The quantum of domestic waste in advanced countries is six to ten times more. So far as hospitals in advanced countries are concerned, the average refuge in hospitals in Denmark and West Germany is 3 kg per bed per day and in USA up to 14 kg per bed per day.
The quantum and type of waste reflects the life-style of the society, and this must be borne in mind in the planning of waste disposal in hospital.
On an average, the volume of total solid waste in hospitals in India is estimated to range between 1 kg and 3 kg per day on a per bed basis.
In a teaching hospital of 700 beds, solid waste averaged 1.5 kg per bed per day.
It is estimated that about 0.5 kg out of this consists of food waste. In a study carried out in the family wing of a large hospital, the composition of waste was bandages, gauge and cotton wool waste 34.1 per cent, coal ash 31.6 per cent, foliage 13.5 per cent, food waste 11.5 per cent and glass, bottles, etc. 1.8 per cent.

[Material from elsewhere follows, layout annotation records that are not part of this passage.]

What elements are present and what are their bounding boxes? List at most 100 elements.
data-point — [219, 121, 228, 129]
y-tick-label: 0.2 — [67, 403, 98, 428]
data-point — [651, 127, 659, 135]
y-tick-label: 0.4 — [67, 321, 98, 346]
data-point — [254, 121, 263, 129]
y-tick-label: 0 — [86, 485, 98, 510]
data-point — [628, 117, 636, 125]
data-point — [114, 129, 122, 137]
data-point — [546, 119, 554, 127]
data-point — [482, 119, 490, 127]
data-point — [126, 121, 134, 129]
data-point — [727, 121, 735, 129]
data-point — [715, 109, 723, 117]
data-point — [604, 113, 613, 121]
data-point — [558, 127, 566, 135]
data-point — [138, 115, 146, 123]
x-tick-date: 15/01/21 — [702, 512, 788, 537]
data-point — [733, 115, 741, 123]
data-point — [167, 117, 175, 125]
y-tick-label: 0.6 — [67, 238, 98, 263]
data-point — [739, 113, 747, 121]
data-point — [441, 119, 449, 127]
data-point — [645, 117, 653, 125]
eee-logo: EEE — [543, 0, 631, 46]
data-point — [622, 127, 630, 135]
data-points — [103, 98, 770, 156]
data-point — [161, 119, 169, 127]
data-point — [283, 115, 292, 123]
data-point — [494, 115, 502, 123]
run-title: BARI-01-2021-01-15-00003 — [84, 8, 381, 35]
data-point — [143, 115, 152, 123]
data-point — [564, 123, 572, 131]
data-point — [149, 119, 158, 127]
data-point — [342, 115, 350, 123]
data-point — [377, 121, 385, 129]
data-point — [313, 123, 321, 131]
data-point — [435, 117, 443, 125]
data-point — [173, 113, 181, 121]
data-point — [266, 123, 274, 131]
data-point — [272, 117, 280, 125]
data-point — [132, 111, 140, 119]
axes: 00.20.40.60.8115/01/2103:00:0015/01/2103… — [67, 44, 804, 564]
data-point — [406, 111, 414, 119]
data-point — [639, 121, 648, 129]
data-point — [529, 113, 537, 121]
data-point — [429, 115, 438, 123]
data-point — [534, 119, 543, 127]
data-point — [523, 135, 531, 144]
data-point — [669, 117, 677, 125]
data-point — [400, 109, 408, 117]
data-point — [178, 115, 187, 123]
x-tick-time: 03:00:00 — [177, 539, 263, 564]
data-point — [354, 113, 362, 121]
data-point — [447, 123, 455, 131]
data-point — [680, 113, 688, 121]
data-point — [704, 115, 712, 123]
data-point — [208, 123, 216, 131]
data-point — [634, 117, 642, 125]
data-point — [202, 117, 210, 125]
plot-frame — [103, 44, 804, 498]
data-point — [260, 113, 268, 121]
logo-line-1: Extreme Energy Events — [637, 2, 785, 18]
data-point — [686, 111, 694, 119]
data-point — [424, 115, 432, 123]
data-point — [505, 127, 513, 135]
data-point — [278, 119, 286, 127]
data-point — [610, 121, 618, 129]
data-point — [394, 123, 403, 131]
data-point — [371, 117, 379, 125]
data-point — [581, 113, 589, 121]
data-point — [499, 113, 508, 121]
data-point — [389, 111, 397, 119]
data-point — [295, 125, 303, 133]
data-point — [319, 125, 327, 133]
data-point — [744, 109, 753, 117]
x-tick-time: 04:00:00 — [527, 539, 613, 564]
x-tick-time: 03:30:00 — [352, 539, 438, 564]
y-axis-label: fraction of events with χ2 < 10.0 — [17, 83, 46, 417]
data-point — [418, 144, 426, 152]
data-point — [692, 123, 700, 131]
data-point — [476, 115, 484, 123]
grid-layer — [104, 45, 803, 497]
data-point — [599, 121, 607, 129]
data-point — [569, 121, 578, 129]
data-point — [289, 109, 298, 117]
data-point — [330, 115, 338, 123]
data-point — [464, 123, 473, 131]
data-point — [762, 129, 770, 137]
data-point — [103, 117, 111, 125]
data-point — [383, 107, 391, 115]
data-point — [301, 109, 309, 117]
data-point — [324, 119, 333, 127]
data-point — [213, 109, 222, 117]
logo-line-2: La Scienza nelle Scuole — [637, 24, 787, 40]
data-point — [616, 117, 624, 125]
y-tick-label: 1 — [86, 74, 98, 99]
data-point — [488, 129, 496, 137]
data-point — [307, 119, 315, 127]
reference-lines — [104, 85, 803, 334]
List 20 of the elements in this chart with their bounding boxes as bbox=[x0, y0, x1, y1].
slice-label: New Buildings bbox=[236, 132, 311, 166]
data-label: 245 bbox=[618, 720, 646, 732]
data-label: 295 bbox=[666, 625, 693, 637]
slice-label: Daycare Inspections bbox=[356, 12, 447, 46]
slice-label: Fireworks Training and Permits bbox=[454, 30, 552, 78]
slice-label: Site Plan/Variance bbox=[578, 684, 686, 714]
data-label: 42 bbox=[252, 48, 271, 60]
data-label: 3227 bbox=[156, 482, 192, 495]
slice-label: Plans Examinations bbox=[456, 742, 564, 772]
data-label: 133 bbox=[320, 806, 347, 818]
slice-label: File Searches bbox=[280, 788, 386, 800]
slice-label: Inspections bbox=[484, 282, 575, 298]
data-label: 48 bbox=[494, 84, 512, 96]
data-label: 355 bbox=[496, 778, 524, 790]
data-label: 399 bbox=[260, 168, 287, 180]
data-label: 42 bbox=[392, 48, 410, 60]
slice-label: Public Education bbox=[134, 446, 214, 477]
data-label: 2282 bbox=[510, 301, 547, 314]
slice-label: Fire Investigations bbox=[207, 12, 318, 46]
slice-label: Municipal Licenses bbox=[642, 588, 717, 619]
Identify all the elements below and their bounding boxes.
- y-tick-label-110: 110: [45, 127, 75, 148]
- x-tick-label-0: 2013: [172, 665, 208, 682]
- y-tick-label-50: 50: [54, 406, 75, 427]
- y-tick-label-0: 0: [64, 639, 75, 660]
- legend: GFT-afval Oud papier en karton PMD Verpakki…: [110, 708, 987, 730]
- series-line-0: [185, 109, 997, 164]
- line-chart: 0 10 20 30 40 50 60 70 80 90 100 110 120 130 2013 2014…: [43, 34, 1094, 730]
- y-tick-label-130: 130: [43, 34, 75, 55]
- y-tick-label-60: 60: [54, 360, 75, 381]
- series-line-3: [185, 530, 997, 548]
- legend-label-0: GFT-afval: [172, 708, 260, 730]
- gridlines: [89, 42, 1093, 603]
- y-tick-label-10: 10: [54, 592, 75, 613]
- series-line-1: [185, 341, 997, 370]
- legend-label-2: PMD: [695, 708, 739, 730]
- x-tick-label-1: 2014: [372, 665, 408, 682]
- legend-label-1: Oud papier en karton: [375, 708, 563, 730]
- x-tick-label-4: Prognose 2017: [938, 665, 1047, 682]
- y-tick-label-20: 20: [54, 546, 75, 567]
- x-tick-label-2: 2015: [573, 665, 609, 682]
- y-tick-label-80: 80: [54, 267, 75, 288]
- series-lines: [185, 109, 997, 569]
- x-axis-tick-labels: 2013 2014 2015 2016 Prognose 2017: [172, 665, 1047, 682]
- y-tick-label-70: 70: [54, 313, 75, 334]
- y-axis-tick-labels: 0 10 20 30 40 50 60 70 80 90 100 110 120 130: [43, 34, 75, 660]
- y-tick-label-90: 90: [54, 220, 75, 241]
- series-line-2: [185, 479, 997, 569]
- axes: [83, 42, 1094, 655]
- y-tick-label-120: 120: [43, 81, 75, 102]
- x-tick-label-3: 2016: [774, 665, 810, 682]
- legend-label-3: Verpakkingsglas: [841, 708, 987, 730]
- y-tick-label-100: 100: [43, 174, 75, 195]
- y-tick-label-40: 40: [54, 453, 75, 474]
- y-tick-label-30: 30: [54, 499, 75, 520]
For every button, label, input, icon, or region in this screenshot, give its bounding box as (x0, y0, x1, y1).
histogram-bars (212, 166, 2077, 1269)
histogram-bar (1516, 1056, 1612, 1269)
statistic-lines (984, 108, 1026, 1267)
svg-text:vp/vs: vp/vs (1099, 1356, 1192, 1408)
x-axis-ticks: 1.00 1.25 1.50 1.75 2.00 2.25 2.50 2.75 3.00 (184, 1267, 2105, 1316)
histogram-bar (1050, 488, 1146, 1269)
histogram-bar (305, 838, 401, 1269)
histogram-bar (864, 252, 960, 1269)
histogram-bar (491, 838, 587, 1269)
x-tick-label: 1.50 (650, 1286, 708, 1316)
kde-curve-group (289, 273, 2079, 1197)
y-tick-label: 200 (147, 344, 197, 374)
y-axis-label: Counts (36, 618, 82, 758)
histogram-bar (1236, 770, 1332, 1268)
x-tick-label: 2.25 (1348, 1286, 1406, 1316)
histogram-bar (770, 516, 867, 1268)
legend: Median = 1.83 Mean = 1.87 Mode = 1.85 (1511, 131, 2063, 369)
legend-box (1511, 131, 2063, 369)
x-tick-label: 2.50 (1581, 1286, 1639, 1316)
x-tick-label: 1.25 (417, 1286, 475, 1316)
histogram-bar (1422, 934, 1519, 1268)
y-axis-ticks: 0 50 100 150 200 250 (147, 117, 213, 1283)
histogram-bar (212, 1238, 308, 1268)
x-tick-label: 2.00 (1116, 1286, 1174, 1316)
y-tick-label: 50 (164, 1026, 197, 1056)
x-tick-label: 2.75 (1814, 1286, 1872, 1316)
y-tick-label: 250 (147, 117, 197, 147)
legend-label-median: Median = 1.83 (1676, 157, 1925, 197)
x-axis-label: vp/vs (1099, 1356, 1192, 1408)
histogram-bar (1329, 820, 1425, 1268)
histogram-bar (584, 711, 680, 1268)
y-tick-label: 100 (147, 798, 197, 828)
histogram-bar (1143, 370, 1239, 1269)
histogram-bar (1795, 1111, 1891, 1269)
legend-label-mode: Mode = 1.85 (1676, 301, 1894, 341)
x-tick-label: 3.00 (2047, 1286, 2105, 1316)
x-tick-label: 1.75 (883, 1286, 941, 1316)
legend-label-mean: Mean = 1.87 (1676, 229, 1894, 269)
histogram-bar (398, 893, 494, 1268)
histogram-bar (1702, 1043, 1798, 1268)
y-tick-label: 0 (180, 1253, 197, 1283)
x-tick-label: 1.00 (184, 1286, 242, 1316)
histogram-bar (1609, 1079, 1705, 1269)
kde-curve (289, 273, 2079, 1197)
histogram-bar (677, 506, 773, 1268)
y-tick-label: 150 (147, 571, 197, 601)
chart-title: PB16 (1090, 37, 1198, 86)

A1988 study at AIIMS revealed that 67.5 per cent waste originated from wards, 13.4 per cent from OPD and 19.1 per cent from the service area.
Waste management is generally not given the importance if deserves for various reasons. The net result is that a hospital tries to cut down on the expenditure involved in waste disposal by meagre allotment of resources for this function.
A clean hospital and good housekeeping have a direct effect on the health, comfort and morale of patients, visitors and hospital personnel alike. Cleanliness radiates cheer and a well-kept hospital would give the public a feeling of confidence.
But in most hospitals waste handing is left to poorly educated sweeper category of workers, operating without adequate guidance, training or supervision.